In the case of the North farm, the difference is that Elliot was largely involved in the day to day workings of the farm. Her father, the Baron, was never raised to run the farm and is really only concerned about what he wants versus what is right for the farm and the Reduced/Posts that work and live there. This is what leads Elliot to experiment with wheat and attempt to make a better version that will help her sustain her farm – unfortunately her father makes the decision to plow it over to create a horse track. While Elliot is wondering what she will do to make ends meet, her father has received a letter from the Admiral of the Cloud Fleet proposing the rental of her grandfather’s shipyard and home. She latches on to this opportunity to help out the family financially and once the Cloud Fleet gets to the farm, we (along with Elliot) find out what happened to Kai.
I loved seeing the relationship/friendship develop between Elliot and Kai through their letters. It is clear Elliot questions everything not only because she wants to understand but also because her closest friends are a Post and a Reduced. As she continues to get older, it is clear she feels the weight of what it means to be responsible for those at the farm. Because of this, when Kai decides he is going to leave, she makes the decision to not go with him. When Kai returns as Malachai as one of the Captains of the Cloud Fleet, it is clear there was a miscommunication. Kai felt her letter was pointing out their differences in class and she was implying she was better than him when really she was trying to communicate that she couldn’t abandon the people she felt responsible for because she dreamed of something more.
The anger that Kai had toward Elliot in the beginning was tough to read, mostly because I was able to see how much it hurt her as well as how much she wished things were different for them. Once things start to become clear not only between Elliot and Kai but also what secrets they hide, the story starts to move along. Through a twist of fate, Elliot is given the Boatwright property when her grandfather dies and this is one of the catalysts that change everything for her. At the same time, Elliot and her sister Tatiana come to a sort of agreement that will allow Elliot the freedom to care for the farm and those who live there as she sees fit while Tatiana and their father are free to live in Channel City with no responsibility.
The characters are what made this story for me. Don’t get me wrong, I loved the story too but I think that if I didn’t get to know Kai and Elliot as well as I did through the letters they exchanged I might have been less invested in how this ended up. I also enjoyed the secondary characters as well. From Andromeda and Felicia to Dee and Ro, they all added to the overall story…even those I disliked (Baron North/Benedict).

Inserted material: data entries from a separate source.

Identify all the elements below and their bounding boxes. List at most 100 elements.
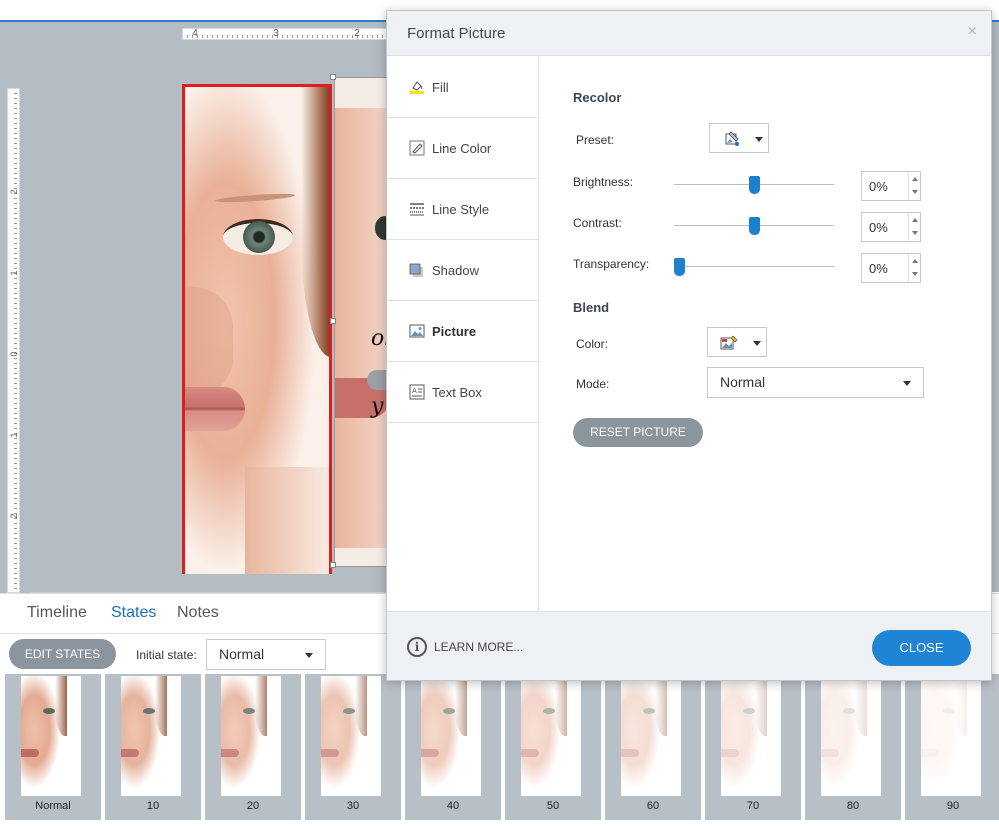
state-thumbnail[interactable]: 60: [605, 674, 701, 820]
ruler-tick: [14, 298, 17, 299]
initial-state-select[interactable]: Normal: [206, 639, 326, 670]
brightness-spinner[interactable]: 0%: [861, 171, 921, 201]
ruler-tick: [14, 328, 17, 329]
state-thumbnail-label: Normal: [35, 800, 71, 812]
info-icon[interactable]: i: [407, 637, 427, 657]
nav-item-picture[interactable]: Picture: [387, 301, 539, 362]
resize-handle[interactable]: [330, 318, 336, 324]
line-style-icon: [410, 203, 424, 216]
second-picture[interactable]: ol y: [334, 77, 394, 567]
learn-more-link[interactable]: LEARN MORE...: [434, 640, 523, 654]
ruler-tick: [14, 478, 17, 479]
state-thumbnail[interactable]: Normal: [5, 674, 101, 820]
reset-picture-button[interactable]: RESET PICTURE: [573, 418, 703, 447]
tab-timeline[interactable]: Timeline: [27, 604, 87, 622]
ruler-number: 1: [9, 432, 19, 438]
state-thumbnail-label: 60: [646, 800, 660, 812]
state-thumbnail[interactable]: 80: [805, 674, 901, 820]
nav-item-line-color[interactable]: Line Color: [387, 118, 539, 179]
close-button[interactable]: CLOSE: [872, 630, 971, 666]
ruler-tick: [14, 378, 17, 379]
nav-item-label: Line Color: [432, 141, 492, 156]
ruler-tick: [14, 248, 17, 249]
spin-down-icon[interactable]: [912, 231, 918, 235]
spinner-buttons[interactable]: [908, 254, 920, 282]
dialog-header: Format Picture ×: [387, 11, 991, 56]
close-icon[interactable]: ×: [968, 23, 977, 41]
state-thumbnail-image: [121, 676, 181, 796]
neck-shading: [245, 467, 329, 574]
spin-up-icon[interactable]: [912, 218, 918, 222]
ruler-tick: [282, 35, 283, 38]
state-thumbnail[interactable]: 20: [205, 674, 301, 820]
contrast-spinner[interactable]: 0%: [861, 212, 921, 242]
contrast-slider[interactable]: [674, 217, 834, 235]
blend-color-dropdown[interactable]: [707, 327, 767, 357]
tab-notes[interactable]: Notes: [177, 604, 219, 622]
transparency-spinner[interactable]: 0%: [861, 253, 921, 283]
spinner-buttons[interactable]: [908, 213, 920, 241]
ruler-tick: [342, 35, 343, 38]
resize-handle[interactable]: [330, 74, 336, 80]
resize-handle[interactable]: [330, 562, 336, 568]
recolor-preset-icon: [725, 131, 739, 146]
slider-thumb[interactable]: [749, 176, 760, 194]
ruler-tick: [14, 538, 17, 539]
state-thumbnail[interactable]: 10: [105, 674, 201, 820]
slider-thumb[interactable]: [749, 217, 760, 235]
state-thumbnail[interactable]: 50: [505, 674, 601, 820]
transparency-slider[interactable]: [673, 258, 834, 276]
state-thumbnail[interactable]: 90: [905, 674, 999, 820]
ruler-tick: [14, 103, 17, 104]
blend-mode-label: Mode:: [576, 377, 610, 391]
ruler-tick: [14, 178, 17, 179]
nav-item-fill[interactable]: Fill: [387, 57, 539, 118]
brightness-value[interactable]: 0%: [869, 179, 888, 194]
ruler-tick: [14, 333, 17, 334]
state-thumbnail[interactable]: 40: [405, 674, 501, 820]
spin-down-icon[interactable]: [912, 190, 918, 194]
thumbnail-fade: [321, 676, 381, 796]
ruler-tick: [382, 35, 383, 38]
ruler-tick: [14, 153, 17, 154]
ruler-tick: [14, 553, 17, 554]
nav-item-text-box[interactable]: A Text Box: [387, 362, 539, 423]
ruler-tick: [307, 35, 308, 38]
brightness-slider[interactable]: [674, 176, 834, 194]
state-thumbnail-label: 50: [546, 800, 560, 812]
contrast-value[interactable]: 0%: [869, 220, 888, 235]
state-thumbnails: Normal 10 20 30 40 50 60 70 80 90: [0, 674, 999, 826]
transparency-value[interactable]: 0%: [869, 261, 888, 276]
spin-up-icon[interactable]: [912, 177, 918, 181]
nav-item-line-style[interactable]: Line Style: [387, 179, 539, 240]
ruler-tick: [14, 148, 17, 149]
tab-states[interactable]: States: [111, 604, 156, 622]
ruler-tick: [14, 293, 17, 294]
ruler-number: 2: [9, 189, 19, 195]
edit-states-button[interactable]: EDIT STATES: [9, 639, 116, 669]
selected-picture[interactable]: [182, 84, 332, 574]
ruler-tick: [14, 183, 17, 184]
ruler-tick: [14, 173, 17, 174]
spinner-buttons[interactable]: [908, 172, 920, 200]
ruler-tick: [14, 338, 17, 339]
state-thumbnail[interactable]: 30: [305, 674, 401, 820]
spin-up-icon[interactable]: [912, 259, 918, 263]
spin-down-icon[interactable]: [912, 272, 918, 276]
preset-dropdown[interactable]: [709, 123, 769, 153]
state-thumbnail-label: 90: [946, 800, 960, 812]
ruler-tick: [14, 233, 17, 234]
thumbnail-fade: [921, 676, 981, 796]
nav-item-shadow[interactable]: Shadow: [387, 240, 539, 301]
ruler-tick: [14, 263, 17, 264]
state-thumbnail[interactable]: 70: [705, 674, 801, 820]
ruler-tick: [377, 35, 378, 38]
lips: [185, 387, 245, 431]
ruler-tick: [14, 528, 17, 529]
blend-mode-value: Normal: [720, 374, 766, 390]
slider-thumb[interactable]: [673, 258, 685, 276]
ruler-tick: [262, 35, 263, 38]
ruler-tick: [14, 118, 17, 119]
blend-mode-select[interactable]: Normal: [707, 367, 924, 398]
ruler-tick: [14, 408, 17, 409]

I won’t give anything away but the ending was perfect and the final letter gets all the sighs from me.
Now I have to admit (and don’t judge me), I have never read Persuasion but I just might after reading this book. With that said, I don’t think you need to have read it to appreciate this book. I will be recommending this to anyone and everyone. I loved it and I think even those that don’t really appreciate the sci-fi aspect will enjoy this as it is about so much more.